Question

An exoplanet is in an elliptical orbit around a distant star. At its closest approach, the exoplanet is 0.540 AU from the star and has a speed of 54.0 km/s. When the exoplanet is at its farthest distance from the star of 41.0 AU, what is its speed (in km/s)? (1 AU is the average distance from the Earth to the Sun and is equal to 1.496 ✕ 1011 m.
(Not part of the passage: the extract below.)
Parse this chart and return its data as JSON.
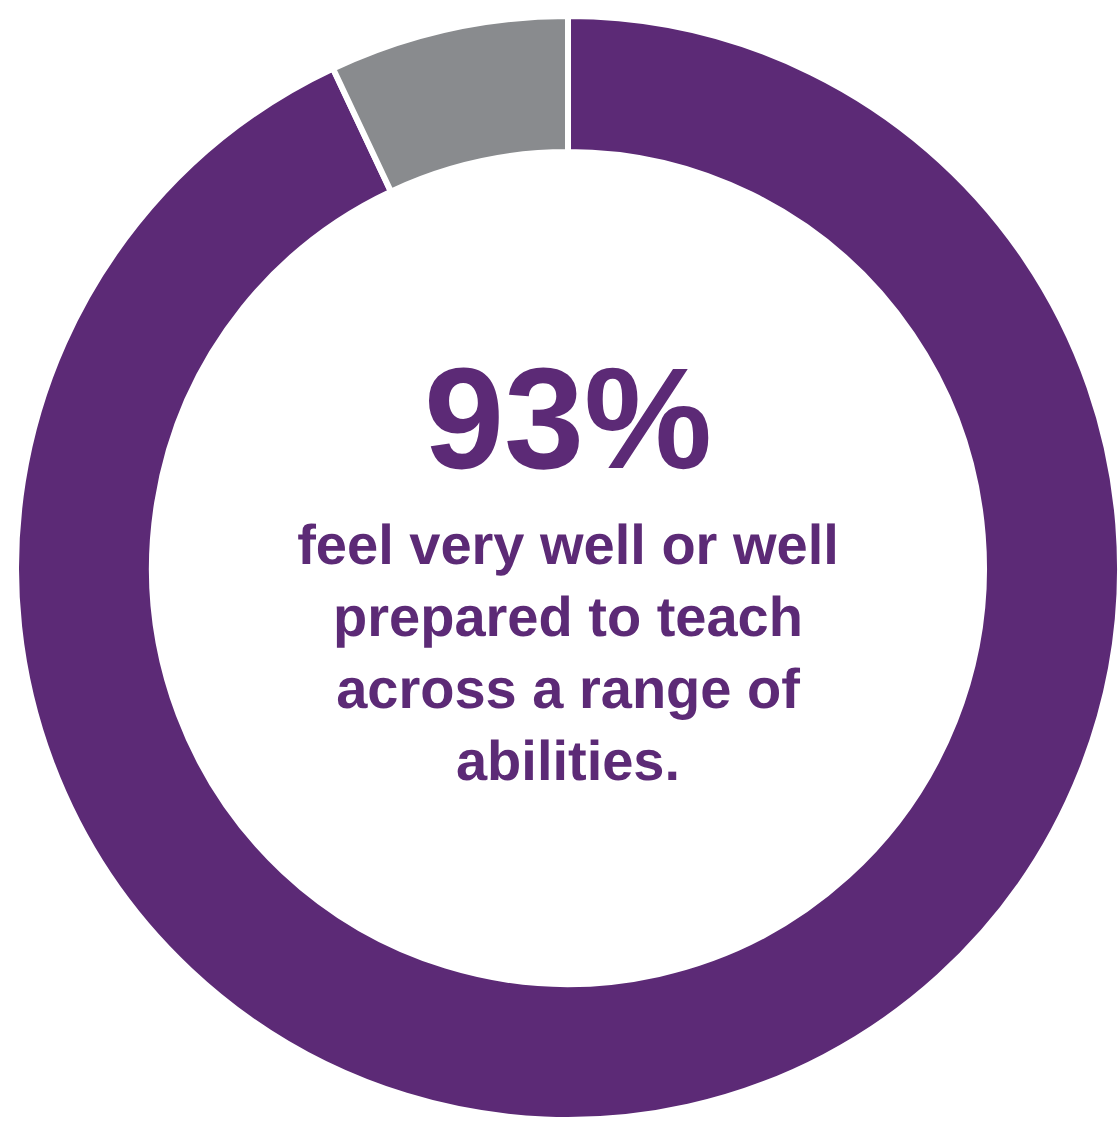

You may assume that other planets and smaller objects in the star system exert negligible forces on the exoplanet.)

Answer 1

Answer:

0.71121 km/s

Explanation:

$v_1$ = Velocity of planet initially = 54 km/s

$r_1$ = Distance from star = 0.54 AU

$v_2$ = Final velocity of planet

$r_2$ = Final distance from star = 41 AU

As the angular momentum of the system is conserved

$mv_1r_1=mv_2r_2\\\Rightarrow v_1r_1=v_2r_2\\\Rightarrow v_2=\frac{v_1r_1}{r_2}\\\Rightarrow v_2=\frac{54\times 0.54}{41}\\\Rightarrow v_2=0.71121\ km/s$

When the exoplanet is at its farthest distance from the star the speed is 0.71121 km/s.